In theological/philosophical terms, seeing things as they 
are means understanding things in their quiddity or 
"whatness", perceiving their essence and not their outward 
appearance. We know, from his essay on Sloth, that Pynchon 
is familiar with Thomas Aquinas' Summa Theologica (and 
Aquinas turns up in his writings as early as "Mortality 
and Mercy in Vienna").

Cf.:

"But the angelic and the Divine intellect, like all 
incorruptible things, have their perfection at once from 
the beginning. Hence the angelic and the Divine intellect 
have the entire knowledge of a thing at once and 
perfectly; and hence also in knowing the quiddity of a 
thing they know at once whatever we can know by 
composition, division, and reasoning. Therefore the human 
intellect knows by composition, division and reasoning. 
But the Divine intellect and the angelic intellect know, 
indeed, composition, division, and reasoning, not by the 
process itself, but by understanding the simple essence."
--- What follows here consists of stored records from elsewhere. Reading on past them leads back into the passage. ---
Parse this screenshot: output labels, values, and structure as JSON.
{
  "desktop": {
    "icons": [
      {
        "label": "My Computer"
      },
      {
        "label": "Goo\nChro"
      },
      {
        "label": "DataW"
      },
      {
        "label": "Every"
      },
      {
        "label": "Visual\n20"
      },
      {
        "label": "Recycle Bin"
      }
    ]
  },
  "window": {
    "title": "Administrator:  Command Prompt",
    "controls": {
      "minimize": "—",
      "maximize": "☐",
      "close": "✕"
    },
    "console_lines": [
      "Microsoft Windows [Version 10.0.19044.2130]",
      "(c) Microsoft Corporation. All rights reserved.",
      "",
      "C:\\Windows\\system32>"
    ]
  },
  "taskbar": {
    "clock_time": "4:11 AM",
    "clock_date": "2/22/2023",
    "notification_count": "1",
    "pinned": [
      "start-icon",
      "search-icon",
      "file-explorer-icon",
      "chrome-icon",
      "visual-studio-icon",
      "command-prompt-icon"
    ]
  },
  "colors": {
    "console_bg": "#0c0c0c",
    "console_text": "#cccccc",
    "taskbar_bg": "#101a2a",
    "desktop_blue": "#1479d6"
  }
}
Summa Theologica, I, Question 85, Article 5

Against this background, seeing things in their quiddity 
would mean to see things like God or angels do, having 
"the entire knowledge of a thing at once and perfectly". 
Is this not the state of mind (or grace) that befalls Lew 
and that Gottfried aspires to?

We don't know what "flying toward grace" means for the 
Chums, but we know that they have to shield their eyes 
against the revelation (against the day/light?) that is to 
come:

"They will put on smoked goggles for the glory of what is 
coming to part the sky. They fly toward grace." (1085)

As usual, exactly what kind of revelation is to be 
expected remains unsaid -- the blinding Glory of God, 
Rilke's terrifying angels, "the light beyond metaphor" 
(Derek Walcott)...

I also hear echoes of Fausto Majistral's confessions, in 
particular "life's single lesson:  that there is more 
accident to it than a man
can ever admit to in a lifetime and stay sane" and the 
task of the poet to invent "pious metaphor" to cloak the 
isolated and accidental nature of things.

I suspect that Aquinas may also be helpful in 
understanding the "unsought good" becoming "more 
accessible" to us at the end of AtD. There seem to be some 
important theological concepts at play here.